When people find out I have had four kids in the last ten years and three features in the last three, they either shake their heads in confusion or marvel “I don’t know how you do it all.”
Firstly, I suspect “having it all” means something different to each of us at this stage of feminism. I certainly don’t fit many of those paradigms and I cannot answer how to make a sustainable living making independent films, with or without kids. I am speaking specifically about how I manage my time in order to make films while raising kids.
I make careful choices. And I accept help.
I have a partner and a village who supports me in so many critical ways. I didn’t always have this network. I grew it over time. If you don’t know a single person with kids and your family is far away, please be encouraged by the fact that was me ten years ago. Be brave, patient and find your people.
I am a stay-at-home-parent. Editing was a fit for me because I could do it from home in odd hours and on weekends. The first year of parenting was next-level intense and I did not do much creatively, but gradually started to produce again and this year was able to direct. When I produce, I do it on my terms. If a project is the right fit for me, the team understands what those terms are and accepts them because they value my contribution. If a project is not flexible in these ways, then it’s not the right fit. And that’s ok. Gradually I’ve stopped apologizing for being a parent filmmaker and started owning my personal vision of success for myself.
My approach has been to minimize the hours I need childcare, grow my ability to multitask and prioritize, and make my filmmaking work around my commitment to being a parent spending a lot of time with my kids. I work in the low budget space and we have generated our own projects, so that makes me have a good deal of power over my schedule.

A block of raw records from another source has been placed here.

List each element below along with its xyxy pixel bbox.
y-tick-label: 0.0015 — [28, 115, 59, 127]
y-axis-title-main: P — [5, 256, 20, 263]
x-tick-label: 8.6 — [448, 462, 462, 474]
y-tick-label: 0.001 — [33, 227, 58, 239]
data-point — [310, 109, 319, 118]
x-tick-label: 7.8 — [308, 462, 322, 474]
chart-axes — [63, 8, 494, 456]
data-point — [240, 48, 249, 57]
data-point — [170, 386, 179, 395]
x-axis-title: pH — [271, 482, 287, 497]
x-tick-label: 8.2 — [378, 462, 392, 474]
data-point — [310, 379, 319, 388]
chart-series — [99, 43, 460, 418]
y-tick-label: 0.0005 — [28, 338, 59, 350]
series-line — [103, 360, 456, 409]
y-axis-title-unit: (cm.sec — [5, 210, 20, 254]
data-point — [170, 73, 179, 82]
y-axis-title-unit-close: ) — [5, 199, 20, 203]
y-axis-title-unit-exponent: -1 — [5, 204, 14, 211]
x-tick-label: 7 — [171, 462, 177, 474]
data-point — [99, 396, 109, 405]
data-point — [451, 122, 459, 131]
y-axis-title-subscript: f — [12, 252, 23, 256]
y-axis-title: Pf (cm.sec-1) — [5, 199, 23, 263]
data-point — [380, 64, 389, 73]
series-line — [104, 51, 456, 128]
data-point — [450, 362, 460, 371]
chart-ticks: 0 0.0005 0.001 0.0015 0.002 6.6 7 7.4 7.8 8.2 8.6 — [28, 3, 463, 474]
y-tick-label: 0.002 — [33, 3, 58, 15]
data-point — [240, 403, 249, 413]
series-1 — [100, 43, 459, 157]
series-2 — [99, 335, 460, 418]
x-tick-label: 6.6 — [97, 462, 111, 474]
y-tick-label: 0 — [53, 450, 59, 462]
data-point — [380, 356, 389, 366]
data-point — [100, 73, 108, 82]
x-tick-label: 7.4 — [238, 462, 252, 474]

I am uniquely a product of my era. I do 80% of my communication, web research, and pre-production with my phone. Without the portability and app power I have had the last few years, I can confidently say I could not have remained competitive in this space. I only get a couple of hours a day if I am lucky to get on my computer, sometimes more on the weekends. It is critical that I am able to multitask on the go. Spreadsheets, reading scripts, note-taking, research, emails, texts, marketing, film festival applications, watching dailies or cuts, social media outreach – all happens when I get a moment out and about or late at night nursing.
HOT APP: Moxtra is my number one app. My producing partner and I use it as our primary project management tool. It allows us to set up each project with its own ‘binder’ and share files, organized chat, manage to-do’s and track progress with real-time alerts and messaging. Final Draft, Google Drive, Vimeo, MailChimp, and Facebook Pages are all on heavy rotation.
Film Festivals with a 5 week old? Location scout with an 18 month old? Phone interviews while at baseball practice? Done it. I never would have been able to relax enough to do this with my first baby, but by number four, I was nursing my son during the Q&A for my film at the Austin Film Festival (happy to report the moderator did not bat an eye). I know it won’t always be the case, but, like my baby, I find other people also take their cues from me. If I normalize it and remain professional and the work gets done, I can fold my kids and parenting into my work life without entirely upsetting the apple cart.
I shoot a schedule where I only have to pay for minimal childcare, no more than a couple days. For example, I made a feature that shot 3 three-day weekends and my husband took one Friday off from work, watched the kids the other weekend days and that reduced my need to hire a sitter to two days. Then we shot 12 days after our crowdfund and I flew out a relative to help. That $250 plane ticket was the lynch pin in my ability to work on the film. This summer, I directed a feature and arranged the schedule again around kids. I brought my 9-month-old with me on location and my best friend helped make that possible. I lived with her family, passing the baby monitor to her as I left each morning and she would take care of the baby, sometimes bringing him to set to nurse (read: Miracle Friend). We also had a few days of drop-in daycare when we had a particularly hot Texas day. My partner took a week off work with the other three boys and the second week they attended camp. Three other days friends in LA hosted the boys while my husband worked. Prep and wrap were exhausting no doubt, but we made it.
Meetings often take place at my home while the baby sleeps or while kids play in the adjacent room. Many meetings happen after kids are in bed, beginning around 9pm. I trade childcare with another mom when I need to do a business meeting that requires me solo.
Some projects I can be on set every day. Some projects I have to make sure there’s budget to have a line producer who can be. I’ve never been more productive, but I carefully enter into commitments. I rarely take a project that is a quick turnaround, and make sure I don’t bite off more than I can chew for delivery. Allocate the right resources. Manage expectation.
We have a cultural problem with allowing women to have identities that are not singular. I am sorry that the rewards are not always financially commensurate with our talent or our efforts, but I hope, like me, you will still find great meaning and reward in the struggle.